According to the analogy, which was written before a deal was accepted, the nihilists are compared to the Republican party, Lebowski is Obama and Walter is Democrat senator Harry Reid.
In the film Walter figures out that there has been no hostage taken by the nihilists - which, the magazine said, relates to the Republicans being "terrified of the no-deal scenario".
"Policy-wise, the alternative to a small tax hike that they agreed to was a huge tax hike that they didn’t agree to," it read.
"The politics were even worse: Republicans would be blamed for higher taxes on the middle class in order to defend the rich, deepening an already severe image problem."
"Without a hostage there is no ransom. That's what a ransom is. Those are the...rules!" Walter explains in the film and hopes to hand the nihilists (Republicans) a small payment.
Obama (Lebowski) fears the nihilism of the Republicans, the analogy went on, a completely fanatical political party.

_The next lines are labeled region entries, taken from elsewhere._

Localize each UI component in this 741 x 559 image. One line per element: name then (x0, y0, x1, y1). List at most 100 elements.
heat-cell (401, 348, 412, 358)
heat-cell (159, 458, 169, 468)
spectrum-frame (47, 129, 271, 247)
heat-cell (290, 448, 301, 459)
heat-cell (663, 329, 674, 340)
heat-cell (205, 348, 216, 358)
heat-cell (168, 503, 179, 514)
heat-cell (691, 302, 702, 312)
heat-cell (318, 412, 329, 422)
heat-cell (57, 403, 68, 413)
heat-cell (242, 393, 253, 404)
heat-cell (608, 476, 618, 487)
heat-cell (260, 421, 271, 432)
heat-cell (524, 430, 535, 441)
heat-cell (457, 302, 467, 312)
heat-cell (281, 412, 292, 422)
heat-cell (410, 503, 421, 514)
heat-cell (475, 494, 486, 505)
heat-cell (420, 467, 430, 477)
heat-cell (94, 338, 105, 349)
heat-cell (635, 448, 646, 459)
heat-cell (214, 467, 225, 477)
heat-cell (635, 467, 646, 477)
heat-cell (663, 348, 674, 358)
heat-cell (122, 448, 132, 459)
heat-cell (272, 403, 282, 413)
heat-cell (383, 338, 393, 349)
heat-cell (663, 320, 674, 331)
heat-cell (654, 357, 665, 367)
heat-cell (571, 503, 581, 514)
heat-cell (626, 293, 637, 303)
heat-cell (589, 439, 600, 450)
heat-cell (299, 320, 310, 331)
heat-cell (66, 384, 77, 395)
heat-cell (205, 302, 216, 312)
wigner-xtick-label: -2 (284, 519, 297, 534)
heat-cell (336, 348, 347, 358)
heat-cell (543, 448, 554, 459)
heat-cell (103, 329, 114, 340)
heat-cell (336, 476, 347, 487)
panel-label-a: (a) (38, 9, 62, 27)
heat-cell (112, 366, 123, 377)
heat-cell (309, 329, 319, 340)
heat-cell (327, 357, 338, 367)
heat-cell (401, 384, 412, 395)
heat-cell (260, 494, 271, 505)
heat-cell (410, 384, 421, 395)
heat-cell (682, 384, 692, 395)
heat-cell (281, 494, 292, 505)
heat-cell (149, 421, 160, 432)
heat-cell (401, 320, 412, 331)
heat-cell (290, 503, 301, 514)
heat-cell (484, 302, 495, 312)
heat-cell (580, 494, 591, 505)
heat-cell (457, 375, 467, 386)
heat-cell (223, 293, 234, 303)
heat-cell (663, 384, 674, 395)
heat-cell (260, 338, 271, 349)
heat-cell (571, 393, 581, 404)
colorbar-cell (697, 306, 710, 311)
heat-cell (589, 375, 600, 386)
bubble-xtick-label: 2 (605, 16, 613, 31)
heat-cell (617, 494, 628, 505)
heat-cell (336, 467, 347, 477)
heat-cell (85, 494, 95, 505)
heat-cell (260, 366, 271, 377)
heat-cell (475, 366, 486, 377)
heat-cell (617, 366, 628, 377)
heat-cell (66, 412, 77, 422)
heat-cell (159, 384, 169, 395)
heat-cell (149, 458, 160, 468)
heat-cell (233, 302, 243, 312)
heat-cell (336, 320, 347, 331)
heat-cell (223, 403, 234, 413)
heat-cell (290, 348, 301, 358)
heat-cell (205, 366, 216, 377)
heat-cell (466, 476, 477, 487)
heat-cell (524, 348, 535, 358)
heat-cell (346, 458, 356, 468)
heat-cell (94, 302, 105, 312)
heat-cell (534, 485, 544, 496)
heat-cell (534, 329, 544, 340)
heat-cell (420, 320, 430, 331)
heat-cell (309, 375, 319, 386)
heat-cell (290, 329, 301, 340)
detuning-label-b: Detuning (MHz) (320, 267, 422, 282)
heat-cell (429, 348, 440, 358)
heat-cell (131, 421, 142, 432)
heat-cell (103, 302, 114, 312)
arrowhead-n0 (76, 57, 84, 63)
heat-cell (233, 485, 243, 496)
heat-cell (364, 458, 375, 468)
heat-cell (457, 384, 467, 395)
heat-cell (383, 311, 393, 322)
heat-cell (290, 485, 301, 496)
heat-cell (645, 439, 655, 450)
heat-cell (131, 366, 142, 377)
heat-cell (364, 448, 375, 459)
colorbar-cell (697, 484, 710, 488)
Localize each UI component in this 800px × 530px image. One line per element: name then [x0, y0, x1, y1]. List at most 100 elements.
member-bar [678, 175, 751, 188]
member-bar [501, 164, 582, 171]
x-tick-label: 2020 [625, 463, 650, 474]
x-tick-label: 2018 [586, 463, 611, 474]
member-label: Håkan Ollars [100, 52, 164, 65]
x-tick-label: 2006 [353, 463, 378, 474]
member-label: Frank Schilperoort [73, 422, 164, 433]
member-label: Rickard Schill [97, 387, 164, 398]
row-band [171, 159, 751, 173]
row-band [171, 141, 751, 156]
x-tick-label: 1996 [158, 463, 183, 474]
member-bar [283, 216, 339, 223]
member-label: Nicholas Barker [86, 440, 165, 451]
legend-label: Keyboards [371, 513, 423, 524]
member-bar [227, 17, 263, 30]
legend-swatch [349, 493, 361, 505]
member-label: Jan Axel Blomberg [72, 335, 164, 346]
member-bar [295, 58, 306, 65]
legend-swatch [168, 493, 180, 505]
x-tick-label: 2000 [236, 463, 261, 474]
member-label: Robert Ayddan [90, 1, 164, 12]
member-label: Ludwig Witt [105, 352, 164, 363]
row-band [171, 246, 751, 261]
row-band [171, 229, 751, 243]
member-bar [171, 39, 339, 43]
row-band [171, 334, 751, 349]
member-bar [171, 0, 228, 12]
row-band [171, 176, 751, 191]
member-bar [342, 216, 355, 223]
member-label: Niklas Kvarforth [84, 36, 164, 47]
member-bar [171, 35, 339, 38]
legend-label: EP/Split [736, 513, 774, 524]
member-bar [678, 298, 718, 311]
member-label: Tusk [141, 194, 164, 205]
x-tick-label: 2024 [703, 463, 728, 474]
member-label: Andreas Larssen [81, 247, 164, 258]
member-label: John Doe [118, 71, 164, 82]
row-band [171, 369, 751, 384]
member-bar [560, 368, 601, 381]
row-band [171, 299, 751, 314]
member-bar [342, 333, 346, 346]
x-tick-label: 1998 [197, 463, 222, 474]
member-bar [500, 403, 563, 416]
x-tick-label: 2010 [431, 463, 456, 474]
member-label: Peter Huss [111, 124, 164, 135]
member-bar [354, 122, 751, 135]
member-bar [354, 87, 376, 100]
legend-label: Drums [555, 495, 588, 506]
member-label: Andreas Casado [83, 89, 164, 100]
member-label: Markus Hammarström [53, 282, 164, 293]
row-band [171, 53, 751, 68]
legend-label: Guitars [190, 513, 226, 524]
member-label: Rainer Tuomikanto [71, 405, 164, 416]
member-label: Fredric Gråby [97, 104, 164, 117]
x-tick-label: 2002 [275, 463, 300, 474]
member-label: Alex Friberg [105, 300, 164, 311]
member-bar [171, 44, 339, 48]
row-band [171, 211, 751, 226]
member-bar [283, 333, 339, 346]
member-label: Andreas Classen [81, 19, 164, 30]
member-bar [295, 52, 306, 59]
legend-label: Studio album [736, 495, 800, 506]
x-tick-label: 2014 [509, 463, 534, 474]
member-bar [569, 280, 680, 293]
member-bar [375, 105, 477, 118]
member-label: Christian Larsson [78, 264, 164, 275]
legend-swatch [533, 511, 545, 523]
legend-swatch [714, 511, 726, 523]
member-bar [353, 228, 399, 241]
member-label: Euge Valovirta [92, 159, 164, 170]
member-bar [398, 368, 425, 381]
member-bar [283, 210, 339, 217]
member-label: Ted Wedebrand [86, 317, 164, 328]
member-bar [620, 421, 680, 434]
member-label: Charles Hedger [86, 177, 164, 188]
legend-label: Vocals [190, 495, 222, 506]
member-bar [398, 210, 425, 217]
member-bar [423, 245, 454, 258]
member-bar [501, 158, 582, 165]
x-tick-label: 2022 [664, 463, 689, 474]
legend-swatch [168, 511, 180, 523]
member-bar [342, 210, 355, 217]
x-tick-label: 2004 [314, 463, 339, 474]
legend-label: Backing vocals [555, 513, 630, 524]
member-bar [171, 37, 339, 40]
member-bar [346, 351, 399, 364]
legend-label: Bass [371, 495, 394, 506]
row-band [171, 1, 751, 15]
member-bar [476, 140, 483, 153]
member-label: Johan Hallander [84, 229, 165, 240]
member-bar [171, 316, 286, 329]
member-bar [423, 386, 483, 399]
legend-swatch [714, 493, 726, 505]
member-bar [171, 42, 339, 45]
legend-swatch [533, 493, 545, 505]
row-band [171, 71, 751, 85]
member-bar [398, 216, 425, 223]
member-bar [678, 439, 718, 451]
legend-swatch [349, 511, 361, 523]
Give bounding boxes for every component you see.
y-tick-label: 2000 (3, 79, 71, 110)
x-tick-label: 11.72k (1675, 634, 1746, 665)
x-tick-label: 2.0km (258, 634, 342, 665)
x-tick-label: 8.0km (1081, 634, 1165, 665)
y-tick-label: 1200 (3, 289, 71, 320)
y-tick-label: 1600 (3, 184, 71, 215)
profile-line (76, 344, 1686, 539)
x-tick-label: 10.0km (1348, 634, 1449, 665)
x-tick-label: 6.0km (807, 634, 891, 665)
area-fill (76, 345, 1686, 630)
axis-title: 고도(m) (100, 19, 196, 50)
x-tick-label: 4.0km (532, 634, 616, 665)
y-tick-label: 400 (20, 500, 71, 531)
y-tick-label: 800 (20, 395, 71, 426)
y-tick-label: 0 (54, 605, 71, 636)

The president traded away a quarter of the revenue (US$200bn) he would have received in the no-deal scenario in return for temporary tax extensions and extending unemployment benefits, according to the magazine.
Apparently, this can be related to Jeffrey's offer of giving the nihilists the four bucks from his wallet.
Many expletives sprang forth from the mouths of the nihilists at this, which can be related to the Republicans making impossible deal demands.
The Republicans started bargaining for a "better" deal, with the debt ceiling being compared to the "real hostage" as in the film.
"Failing to lift it would have immediate effects," the analogy continued. "Obama's political club against the Republicans is far weaker."
However, a deal was negotiated, with Republican leaders (or, if you like, the nihilists) compromising in the end on a deal that divides the opinion of Americans.
Unlike the Big Lebowski though, there will definitely be a sequel. The US's battle with their massive debt ceiling in the coming months will see viewers - I mean, voters - tune in for another round of nihilists vs Lebowski.